You may be aware that West Ham's only European trophy to date — we're not counting the Intertoto Cup, because we never understood it — was the 1965 Cup Winners' Cup. You may even be aware that the final was played at Wembley, giving Bobby Moore crucial trophy lifting practice ahead of England's World Cup. But did you know that the game featured the most blatant handball goal of all time?
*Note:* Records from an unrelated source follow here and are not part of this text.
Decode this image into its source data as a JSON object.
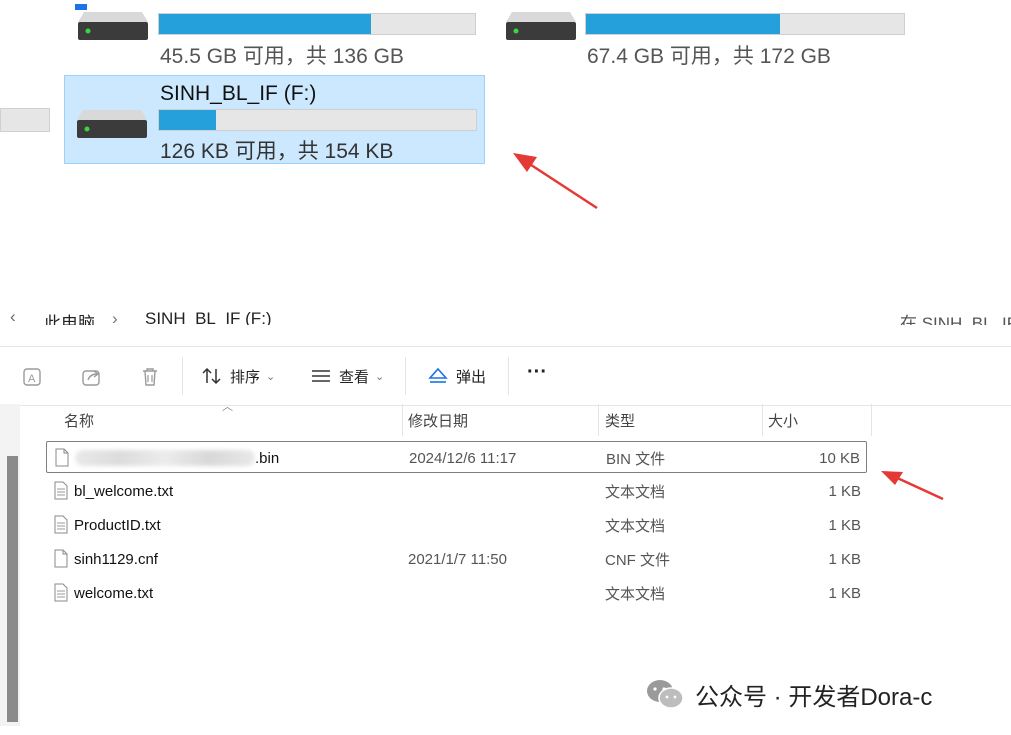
{
  "drives": [
    {
      "name": "",
      "info": "45.5 GB 可用，共 136 GB",
      "used_fraction": 0.67,
      "selected": false
    },
    {
      "name": "",
      "info": "67.4 GB 可用，共 172 GB",
      "used_fraction": 0.61,
      "selected": false
    },
    {
      "name": "SINH_BL_IF (F:)",
      "info": "126 KB 可用，共 154 KB",
      "used_fraction": 0.18,
      "selected": true
    }
  ],
  "breadcrumb": {
    "left": "此电脑",
    "sep": "›",
    "current": "SINH_BL_IF (F:)",
    "search": "在 SINH_BL_IF"
  },
  "toolbar": {
    "sort_label": "排序",
    "view_label": "查看",
    "eject_label": "弹出",
    "more_label": "···"
  },
  "columns": {
    "name": "名称",
    "date": "修改日期",
    "type": "类型",
    "size": "大小"
  },
  "files": [
    {
      "name_visible": ".bin",
      "date": "2024/12/6 11:17",
      "type": "BIN 文件",
      "size": "10 KB"
    },
    {
      "name": "bl_welcome.txt",
      "date": "",
      "type": "文本文档",
      "size": "1 KB"
    },
    {
      "name": "ProductID.txt",
      "date": "",
      "type": "文本文档",
      "size": "1 KB"
    },
    {
      "name": "sinh1129.cnf",
      "date": "2021/1/7 11:50",
      "type": "CNF 文件",
      "size": "1 KB"
    },
    {
      "name": "welcome.txt",
      "date": "",
      "type": "文本文档",
      "size": "1 KB"
    }
  ],
  "watermark": "公众号 · 开发者Dora-c",
  "colors": {
    "accent": "#26a0da",
    "selection_bg": "#cce8ff",
    "arrow": "#e53935"
  }
}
Because until we got to 1:33 of the clip below, we had no idea. It gets ruled out, which is just as well in terms of the integrity of the game but a real shame from a comedy point of view.

HAT TIP

If you've got a Nottingham Forest fan in your life, or even just in your Twitter feed, then you've noticed the last few months have been a bit odd. Happiness, even giddiness, but tempered at all times with a kind of cringing before the footballing gods. Sorry to be so pleased. Trying not to jinx it. Fingers crossed. It's the hope that gets you. Don't let it all go wrong again.
The man at the heart of all this trembling, fragile joy is Steve Cooper, who took over as manager in September and has been driving the club towards the automatic promotion places. And he, at least, seems calm about the whole turnaround. Adam Bate has an excellent exclusive interview over at Sky Sports, in which Cooper points to his background in youth coaching as crucial in Forest's transformation:
"I have been coaching professionally for 20 years now and most of that has been in youth development where you are drumming that into young players that they need to take the ball in difficult positions when they are under pressure. You want them to be free, to be creative, to express themselves, to play with team-mates, all these sorts of things. That is my belief. All we are really trying to do now is to do it at a more senior level."

COMING UP

It's Hot Cross Bun day in the UK, and to celebrate we've got a full list of Championship fixtures. The festivities begin with Nottingham Forest away to Luton at half-noon, and ends at 8pm with Fulham at Derby. Elsewhere, both Milan clubs are in action: Inter away to Spezia and AC Milan at home to Genoa. And over in Spain, Real Sociedad play Real Betis. And Wrexham play Solihull Moors in the National League. And that really is quite a lot of football to be getting on with.
Eggs! Rabbits! FA Cup semi-finals! Tom Adams will be here on Monday with all the Easter treats.